4  Interactive Visualizations

4.0.1 Who handles what: interactive borough–type–agency “pair” plot

To connect complaints to the agencies that act on them, we built an interactive Sankey diagram with four stages:

Borough → Detailed Complaint Type → Agency → Status

This is the plot we think of as a pair-exploration tool: users can focus on one borough–type, type–agency, or agency–status “pair” at a time.

Code
library(dplyr)
library(ggplot2)
library(lubridate)
library(stringr)
library(tidyr)
library(forcats)
library(scales)
library(tidytext)
library(ggalluvial)
library(plotly)
#| label: parcats-311-borough-color
#| echo: true
df_clean_final <- readRDS("complaint_bucket_borough.rds")

d <- df_clean_final |>
  transmute(
    borough        = fct_lump_n(factor(borough), 5, other_level = "Other"),
    complaint_bucket = fct_lump_n(factor(complaint_bucket), 10, other_level = "Other"),
    agency_name    = fct_lump_n(factor(agency_name), 10, other_level = "Other"),
    status         = fct_lump_n(factor(status), 6, other_level = "Other")
  ) |>
  tidyr::drop_na(borough, complaint_bucket, agency_name, status) |>
  filter(
    borough != "Other",
    complaint_bucket != "Other",
    agency_name != "Other",
    status != "Other"
  )

d_counts <- d |>
  count(borough, complaint_bucket, agency_name, status, name = "n") |>
  arrange(desc(n)) |>
  mutate(borough_id = as.integer(borough))
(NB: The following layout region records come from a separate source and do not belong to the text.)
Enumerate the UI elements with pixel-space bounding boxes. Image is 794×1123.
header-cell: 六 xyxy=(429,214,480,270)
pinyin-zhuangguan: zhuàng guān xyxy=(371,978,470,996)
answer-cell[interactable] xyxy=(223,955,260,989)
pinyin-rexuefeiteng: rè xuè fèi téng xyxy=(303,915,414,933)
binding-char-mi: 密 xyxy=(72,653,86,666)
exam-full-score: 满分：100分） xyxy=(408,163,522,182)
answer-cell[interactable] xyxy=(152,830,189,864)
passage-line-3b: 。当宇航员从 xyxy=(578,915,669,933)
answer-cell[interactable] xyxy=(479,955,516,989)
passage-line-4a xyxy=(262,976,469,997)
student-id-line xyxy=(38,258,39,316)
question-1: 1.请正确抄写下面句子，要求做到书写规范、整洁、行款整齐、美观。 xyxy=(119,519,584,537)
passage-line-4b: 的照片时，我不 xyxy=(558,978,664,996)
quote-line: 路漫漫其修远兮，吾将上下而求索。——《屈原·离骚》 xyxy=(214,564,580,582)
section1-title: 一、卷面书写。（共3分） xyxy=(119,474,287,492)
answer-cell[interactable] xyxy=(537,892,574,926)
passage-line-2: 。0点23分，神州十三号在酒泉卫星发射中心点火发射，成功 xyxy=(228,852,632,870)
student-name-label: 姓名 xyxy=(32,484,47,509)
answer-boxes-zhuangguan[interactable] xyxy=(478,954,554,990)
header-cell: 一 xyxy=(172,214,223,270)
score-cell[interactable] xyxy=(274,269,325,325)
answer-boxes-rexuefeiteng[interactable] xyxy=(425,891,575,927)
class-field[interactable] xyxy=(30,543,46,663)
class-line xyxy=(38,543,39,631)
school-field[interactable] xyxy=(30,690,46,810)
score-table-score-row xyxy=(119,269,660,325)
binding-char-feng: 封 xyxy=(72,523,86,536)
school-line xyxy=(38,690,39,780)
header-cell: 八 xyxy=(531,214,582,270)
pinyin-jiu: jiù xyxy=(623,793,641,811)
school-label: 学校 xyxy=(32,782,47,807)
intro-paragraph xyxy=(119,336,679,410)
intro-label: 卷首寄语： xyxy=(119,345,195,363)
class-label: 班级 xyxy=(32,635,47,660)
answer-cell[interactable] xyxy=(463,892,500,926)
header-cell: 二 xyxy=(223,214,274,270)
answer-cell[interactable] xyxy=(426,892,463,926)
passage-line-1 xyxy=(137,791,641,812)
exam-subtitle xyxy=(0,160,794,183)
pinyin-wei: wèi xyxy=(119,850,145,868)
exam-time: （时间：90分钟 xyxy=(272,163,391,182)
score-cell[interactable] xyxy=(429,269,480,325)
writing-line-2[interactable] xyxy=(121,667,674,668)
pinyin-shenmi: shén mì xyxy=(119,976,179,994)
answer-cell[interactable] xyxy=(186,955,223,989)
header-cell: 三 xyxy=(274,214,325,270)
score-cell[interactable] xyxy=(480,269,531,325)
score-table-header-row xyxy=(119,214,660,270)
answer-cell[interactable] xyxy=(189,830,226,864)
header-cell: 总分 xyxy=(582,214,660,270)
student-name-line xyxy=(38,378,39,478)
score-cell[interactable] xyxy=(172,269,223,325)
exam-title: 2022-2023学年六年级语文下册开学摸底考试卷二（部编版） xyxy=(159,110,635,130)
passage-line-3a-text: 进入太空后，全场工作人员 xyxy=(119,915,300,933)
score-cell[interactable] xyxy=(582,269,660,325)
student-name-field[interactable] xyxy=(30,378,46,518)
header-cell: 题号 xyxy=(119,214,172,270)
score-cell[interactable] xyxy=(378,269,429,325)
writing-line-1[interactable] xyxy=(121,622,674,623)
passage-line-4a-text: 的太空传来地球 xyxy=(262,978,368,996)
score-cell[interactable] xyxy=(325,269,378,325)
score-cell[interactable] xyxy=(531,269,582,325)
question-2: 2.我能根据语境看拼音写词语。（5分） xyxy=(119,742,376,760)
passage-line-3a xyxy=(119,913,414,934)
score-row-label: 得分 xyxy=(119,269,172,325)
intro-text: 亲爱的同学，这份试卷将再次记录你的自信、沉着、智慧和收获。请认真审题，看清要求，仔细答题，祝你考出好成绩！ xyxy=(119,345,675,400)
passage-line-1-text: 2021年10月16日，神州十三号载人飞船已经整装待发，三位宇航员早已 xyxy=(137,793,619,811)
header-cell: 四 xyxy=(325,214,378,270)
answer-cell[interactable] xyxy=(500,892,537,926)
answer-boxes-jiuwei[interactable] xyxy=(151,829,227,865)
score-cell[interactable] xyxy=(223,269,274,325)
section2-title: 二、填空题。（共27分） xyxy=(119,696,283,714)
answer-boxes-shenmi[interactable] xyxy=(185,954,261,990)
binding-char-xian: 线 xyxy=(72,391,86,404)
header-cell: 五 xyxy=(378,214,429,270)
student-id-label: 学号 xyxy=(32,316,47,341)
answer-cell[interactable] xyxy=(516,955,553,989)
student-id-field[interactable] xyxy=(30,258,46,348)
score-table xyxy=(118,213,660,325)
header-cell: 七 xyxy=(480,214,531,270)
borough_levels <- levels(d_counts$borough)
K <- length(borough_levels)

pal5 <- c("#0072B2", "#D55E00", "#009E73", "#CC79A7", "#F0E442")

discrete_scale <- list(
  list(0/4, pal5[1]), list(0/4, pal5[1]),
  list(1/4, pal5[2]), list(1/4, pal5[2]),
  list(2/4, pal5[3]), list(2/4, pal5[3]),
  list(3/4, pal5[4]), list(3/4, pal5[4]),
  list(4/4, pal5[5]), list(4/4, pal5[5])
)
  
fig_parcats <- plot_ly(
  type = "parcats",
  arrangement = "freeform",
  dimensions = list(
    list(label = "Borough",        values = d_counts$borough),
    list(label = "Complaint Bucket", values = d_counts$complaint_bucket),
    list(label = "Agency",         values = d_counts$agency_name),
    list(label = "Status",         values = d_counts$status)
  ),
  counts = d_counts$n,
  line = list(
    color = d_counts$borough_id,
    colorscale = discrete_scale,
    cmin = 1, cmax = K,
    showscale = FALSE
  )
)%>%
  plotly::layout(
    title = list(
      text = "311 Complaint Flow: Borough → Type → Agency → Status (Colored by Borough)",
      x = 0.02
    ),
    margin = list(l = 40, r = 40, t = 60, b = 30)
  )|>
  layout(autosize = TRUE)

fig_parcats
  • Once we keep borough, detailed type (e.g. Illegal Parking, Noise – Residential), agency (NYPD, DOT, etc.), and status, the cross-tab becomes extremely high-dimensional.
  • A static plot would either hide most detail or be unreadable.
  • Interactivity (hovering to show labels and counts, highlighting a path) allows the reader to drill down without losing the full context.

How the interactivity helps

  • Hovering on Brooklyn → Illegal Parking reveals a very thick band flowing to NYPD, making it obvious that parking enforcement is overwhelmingly a police workload.
  • Highlighting Noise – Residential quickly shows which boroughs and agencies share that burden; for example, large flows from Queens and Brooklyn again route to NYPD.
  • Smaller but meaningful flows (for example, HEAT/HOT WATER to the housing agency) are easy to surface by hovering, even though they would be visually drowned out if everything were static.

Instead of giving one fixed conclusion, this plot serves as a navigation map for responsibility: it lets a reader answer questions like “Who usually deals with this type of complaint in my borough, and how does it tend to end?”.